For far too long western economies have been adhering to the central thought of every employee maximising his/her own return. It would foster internal competition and, in line with the advice of James Lincoln, “bring progress, as competition will mean the disappearance of the lazy and the incompetent”. Reward systems were seen as the main driver for productivity, and gave rise to the ultimate assumption that a satisfied employee is also an engaged one.
Although employee satisfaction goes beyond reward alone, most companies, I venture to say, still very much focus their human capital efforts and management practices on keeping the employee satisfied (as in rewarded). We consider interesting bonus/reward schemes and career development as the most important elements of employee satisfaction and engagement. In most definitions of employee engagement, employee satisfaction has the center stage. Yet, being satisfied does not mean that over time one remains engaged. When looking more closely at the whole concept of engagement we notice that it is all about going the extra mile, to do that bit more than is expected of you because you, as an employee choose to, want to, like to. I talk about intrinsic motivation – internal rewards that are much more effective and robust as a motivation principle than their external counterparts.
In turn, these best practices of HR management can be used for external marketing purposes (personal branding through product identification)*, corporate branding (social responsibility aspect) and talent management thus making rapid product innovation a sustainable process.
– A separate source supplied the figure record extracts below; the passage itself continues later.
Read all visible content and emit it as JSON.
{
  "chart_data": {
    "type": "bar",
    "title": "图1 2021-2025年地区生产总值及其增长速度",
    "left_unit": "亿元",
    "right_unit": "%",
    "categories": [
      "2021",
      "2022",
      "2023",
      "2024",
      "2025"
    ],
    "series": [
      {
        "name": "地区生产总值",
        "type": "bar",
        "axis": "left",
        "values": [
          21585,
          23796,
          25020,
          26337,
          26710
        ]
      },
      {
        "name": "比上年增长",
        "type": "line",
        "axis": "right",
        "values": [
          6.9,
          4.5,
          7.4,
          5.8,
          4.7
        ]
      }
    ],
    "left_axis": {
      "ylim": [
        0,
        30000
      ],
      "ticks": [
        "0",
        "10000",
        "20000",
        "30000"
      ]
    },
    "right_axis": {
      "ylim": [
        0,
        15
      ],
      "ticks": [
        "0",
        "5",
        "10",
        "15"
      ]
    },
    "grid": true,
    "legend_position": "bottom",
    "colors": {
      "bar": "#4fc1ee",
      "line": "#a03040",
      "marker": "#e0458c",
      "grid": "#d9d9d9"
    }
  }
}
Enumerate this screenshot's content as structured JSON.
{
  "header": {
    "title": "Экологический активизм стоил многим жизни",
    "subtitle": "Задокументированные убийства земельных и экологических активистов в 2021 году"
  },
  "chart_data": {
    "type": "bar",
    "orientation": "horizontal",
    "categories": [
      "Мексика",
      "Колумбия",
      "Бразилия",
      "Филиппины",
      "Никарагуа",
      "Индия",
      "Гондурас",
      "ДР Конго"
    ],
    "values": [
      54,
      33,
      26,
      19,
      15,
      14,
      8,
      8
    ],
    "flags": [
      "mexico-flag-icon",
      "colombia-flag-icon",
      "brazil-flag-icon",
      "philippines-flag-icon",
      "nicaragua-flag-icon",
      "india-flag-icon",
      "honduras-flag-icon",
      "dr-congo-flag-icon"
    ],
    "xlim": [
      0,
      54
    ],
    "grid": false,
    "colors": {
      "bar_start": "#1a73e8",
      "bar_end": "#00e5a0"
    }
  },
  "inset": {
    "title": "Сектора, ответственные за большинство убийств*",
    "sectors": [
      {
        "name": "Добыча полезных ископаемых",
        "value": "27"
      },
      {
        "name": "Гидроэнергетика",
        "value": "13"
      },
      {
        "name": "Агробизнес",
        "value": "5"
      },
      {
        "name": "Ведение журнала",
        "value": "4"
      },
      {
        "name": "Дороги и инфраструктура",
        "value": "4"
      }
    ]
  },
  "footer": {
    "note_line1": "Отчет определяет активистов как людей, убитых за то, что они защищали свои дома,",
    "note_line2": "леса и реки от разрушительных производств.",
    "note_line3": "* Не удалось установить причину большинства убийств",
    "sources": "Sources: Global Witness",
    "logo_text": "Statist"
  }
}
However, driving structural innovation is a great challenge given the existing power structures, corporate processes and management practices/mindset and assumptions that are in place and that have proven their worth in the past.
In conclusion, competitive advantage requires rapid product innovation and realizing continuously higher product value at an ever-decreasing cost. To make this sustainable innovative management practices (incl. HRM) and innovative forms of collaboration powering Hot Spots are necessary. In other words, it requires structural innovation as well.
* This basically means that GenZ will increasingly identify and portray themselves through the products they choose to consume (and thus the values they represent).